Avec le recul, on se rend compte finalement que cette stratégie subie aura propulsé aujourd’hui Porsche à la première place mondiale, que ce soit en termes de ventes de voitures de sport, mais surtout de constructeur automobile le plus rentable de l’histoire.

L’héritière : Porsche 911. La photo est saisissante et peut résumer à elle seule l’évolution de l’espèce automobile des dernières décennies. Et elle marche aussi très bien avec les Fiat 500 ou Austin Mini des années soixante comparées à leurs contemporaines. Nos voitures modernes sont devenues des monstres. Plus longues, mais surtout, beaucoup, beaucoup plus larges. Et donc plus lourdes : près de 40% de plus pour a 911 moderne ! Un casse-tête pour les ingénieurs, car tout a dû évoluer dans la conception des autos pour obtenir, malgré ce colossal handicap, les gains attendus en performances pures, en sécurité (freinage, tenue de route) et en consommations à chaque nouvelle génération. De quoi justifier qu’une 911 coûtait 43 000 francs à l’époque (soit l’équivalent de 58 000 €) et qu’une Carrera de base d’aujourd’hui s’affiche à plus de 100 000 €. Mais l’esprit est toujours là.

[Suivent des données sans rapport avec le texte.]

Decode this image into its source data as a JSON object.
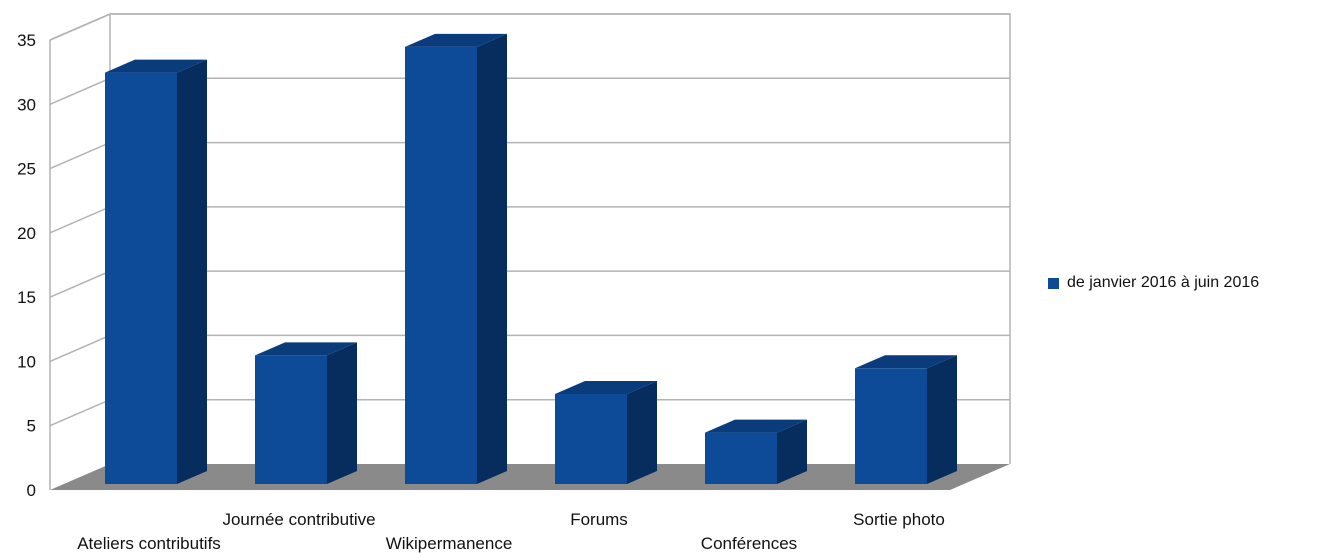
{
  "chart_data": {
    "type": "bar",
    "categories": [
      "Ateliers contributifs",
      "Journée contributive",
      "Wikipermanence",
      "Forums",
      "Conférences",
      "Sortie photo"
    ],
    "series": [
      {
        "name": "de janvier 2016 à juin 2016",
        "values": [
          32,
          10,
          34,
          7,
          4,
          9
        ]
      }
    ],
    "ylim": [
      0,
      35
    ],
    "yticks": [
      0,
      5,
      10,
      15,
      20,
      25,
      30,
      35
    ],
    "grid": true,
    "legend_position": "right",
    "style": "3d",
    "colors": {
      "bar_front": "#0d4a97",
      "bar_side": "#062d5e",
      "bar_top": "#0a3c7c",
      "floor": "#8a8a8a",
      "grid": "#b3b3b3"
    }
  }
}
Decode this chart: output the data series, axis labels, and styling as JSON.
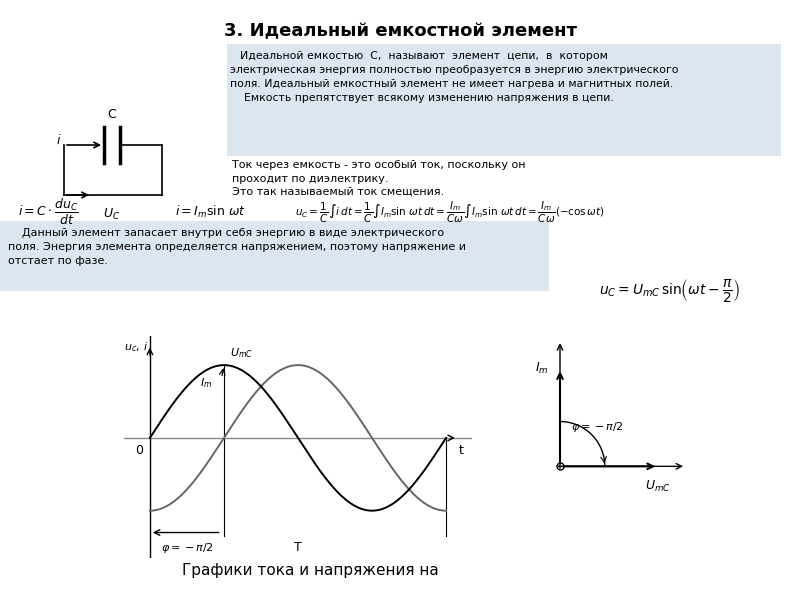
{
  "title": "3. Идеальный емкостной элемент",
  "bg_color": "#ffffff",
  "text_box_color": "#dce6f1",
  "text1_line1": "Идеальной емкостью  C,  называют  элемент  цепи,  в  котором",
  "text1_line2": "электрическая энергия полностью преобразуется в энергию электрического",
  "text1_line3": "поля. Идеальный емкостный элемент не имеет нагрева и магнитных полей.",
  "text1_line4": "    Емкость препятствует всякому изменению напряжения в цепи.",
  "text2_line1": "Ток через емкость - это особый ток, поскольку он",
  "text2_line2": "проходит по диэлектрику.",
  "text2_line3": "Это так называемый ток смещения.",
  "text3_line1": "    Данный элемент запасает внутри себя энергию в виде электрического",
  "text3_line2": "поля. Энергия элемента определяется напряжением, поэтому напряжение и",
  "text3_line3": "отстает по фазе.",
  "bottom_caption": "Графики тока и напряжения на"
}
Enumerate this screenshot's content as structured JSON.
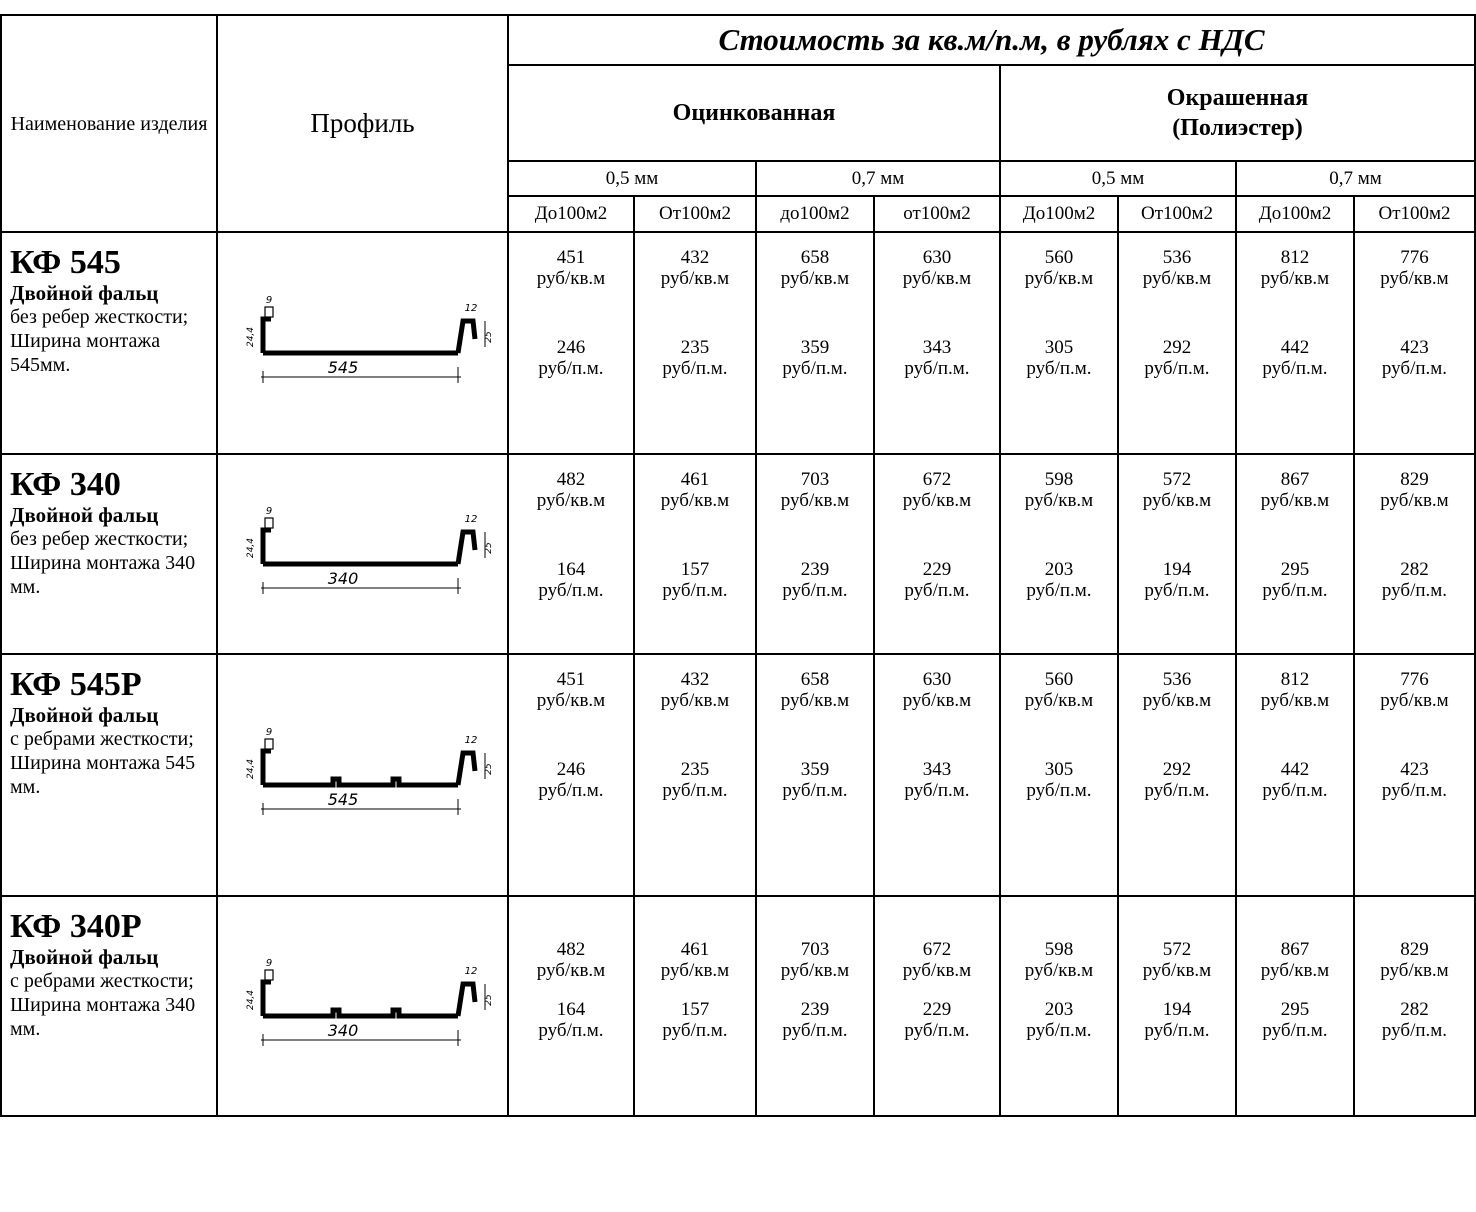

Sportif : Jacques Anquetil -1934-1987

A l’époque, Jacques Anquetil pouvait être considéré comme le meilleur sportif français de tous les temps, au même niveau qu’un Marcel Cerdan ou un René Lacoste. Maître Jacques était un gagneur, prêt à tout pour écraser ses adversaires. Parmi ceux-ci, le pauvre Raymond Poulidor, qui dû se coltiner toute sa carrière les deux plus grands cyclistes de tous les temps : Anquetil, puis Merckx. Pour bien comprendre le tempérament de l’un et de l’autre, probablement dotés d’un talent équivalent, il faut se souvenir de ce commentaire du quintuple vainqueur du Tour, à propos de son éternel second. Ce jour-là, à l’occasion du Championnat du monde, une fois de plus, Poulidor accepta de se mettre au service de son leader qui déclara « il est encore plus con que je le pensais ». Mais Poupou est resté l’idole des Français encore aujourd’hui, bien plus que son arrogant bourreau.

Pilote : Jim Clark -1936-1968

Pour tous les observateurs qui ont connu cette époque, il était le plus grand. Et sa mort, survenue bien jeune -et bêtement alors qu’il courrait le cachet dans une course de Formule 2 en Allemagne-, l’aura empêché d’obtenir un palmarès à la hauteur de son talent. Surtout, gentleman Jim était un styliste, qui savait enrouler les courbes avec une infinie douceur, à la manière d’un Fangio, d’un Stewart ou d’un Prost. Ayrton Senna pouvait également se prétendre comme l’un de ses héritiers, à la fois parce qu’ils remportèrent tous les deux leur première victoire sur une Lotus (l’Ecossais ne connaîtra d’ailleurs que cette seule écurie durant toute sa carrière) et qu’ils sont morts avant d’avoir pu battre tous les records de le Formule 1. Ici au volant d’une magnifique tracteur poussé par son rival et ami Graham Hill.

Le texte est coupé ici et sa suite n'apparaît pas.